Type-1 error: Null hipotez yani \(H_0\) doğruyken reddettiğimiz durumda gerçekleşir. Yani, gerçekte bir ilişki veya fark yokken, varmış gibi bir sonuca varırsak bu hatayı yapmış oluruz. Bu hata, significance level (önem düzeyi) ile ifade edilir ve genellikle \(\alpha = 0.05\) ve \(\alpha = 0.01\) gibi değerlerle gösterilir. Bu, yanlışlıkla null hipotezi reddetme olasılığını gösterir. p-değeri de bu konuyla yakından ilişkilidir. Mesela COVID testi oluyorsunuz ve test pozitif çıkıyor ancak aslında hasta değilsiniz.

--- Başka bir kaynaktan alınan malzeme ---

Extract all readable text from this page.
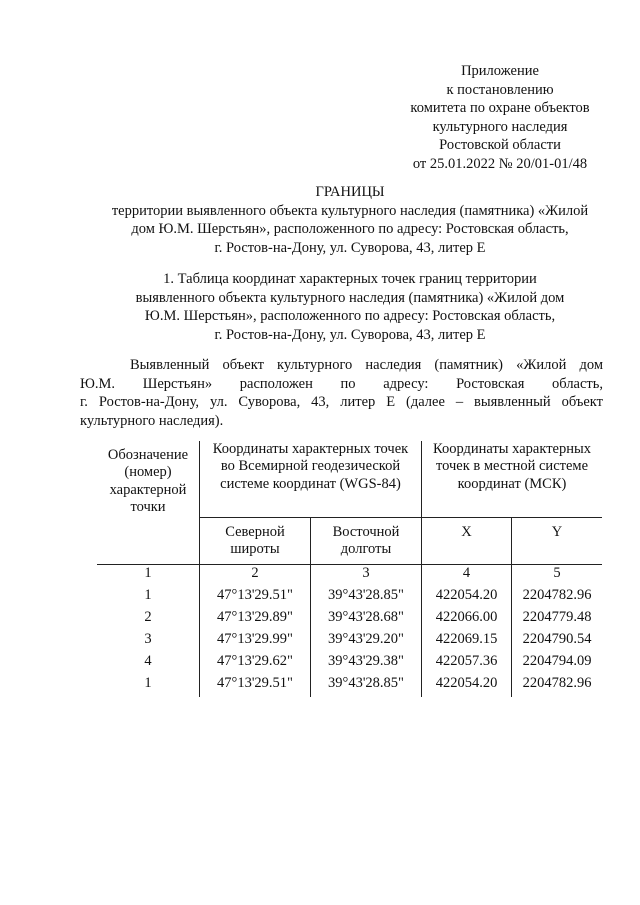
Приложение
к постановлению
комитета по охране объектов
культурного наследия
Ростовской области
от 25.01.2022 № 20/01-01/48
ГРАНИЦЫ
территории выявленного объекта культурного наследия (памятника) «Жилой
дом Ю.М. Шерстьян», расположенного по адресу: Ростовская область,
г. Ростов-на-Дону, ул. Суворова, 43, литер Е
1. Таблица координат характерных точек границ территории
выявленного объекта культурного наследия (памятника) «Жилой дом
Ю.М. Шерстьян», расположенного по адресу: Ростовская область,
г. Ростов-на-Дону, ул. Суворова, 43, литер Е
Выявленный объект культурного наследия (памятник) «Жилой дом
Ю.М. Шерстьян» расположен по адресу: Ростовская область,
г. Ростов-на-Дону, ул. Суворова, 43, литер Е (далее – выявленный объект
культурного наследия).
Обозначение (номер) характерной точки	Координаты характерных точек во Всемирной геодезической системе координат (WGS-84)		Координаты характерных точек в местной системе координат (МСК)	
	Северной широты	Восточной долготы	X	Y
1	2	3	4	5
1	47°13'29.51"	39°43'28.85"	422054.20	2204782.96
2	47°13'29.89"	39°43'28.68"	422066.00	2204779.48
3	47°13'29.99"	39°43'29.20"	422069.15	2204790.54
4	47°13'29.62"	39°43'29.38"	422057.36	2204794.09
1	47°13'29.51"	39°43'28.85"	422054.20	2204782.96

Type-2 error: Null hipotez yani \(H_0\) yanlışken reddedemediğimiz durumda gerçekleşir. Yani, aslında popülasyonlar arasında bir fark veya bir etki varken, yapılan test bu farkı veya etkiyi bulamazsa bu hatayı yapmış oluruz. \(\beta\) ile gösterilir ve testin gücü (power) ile ilişkilidir. Elimizde yeterince veri yoksa gücü de zayıf olacağı için bu hataya düşebiliriz. Mesela COVID testi oluyorsunuz ve test negatif çıkıyor ancak aslında hastasınız.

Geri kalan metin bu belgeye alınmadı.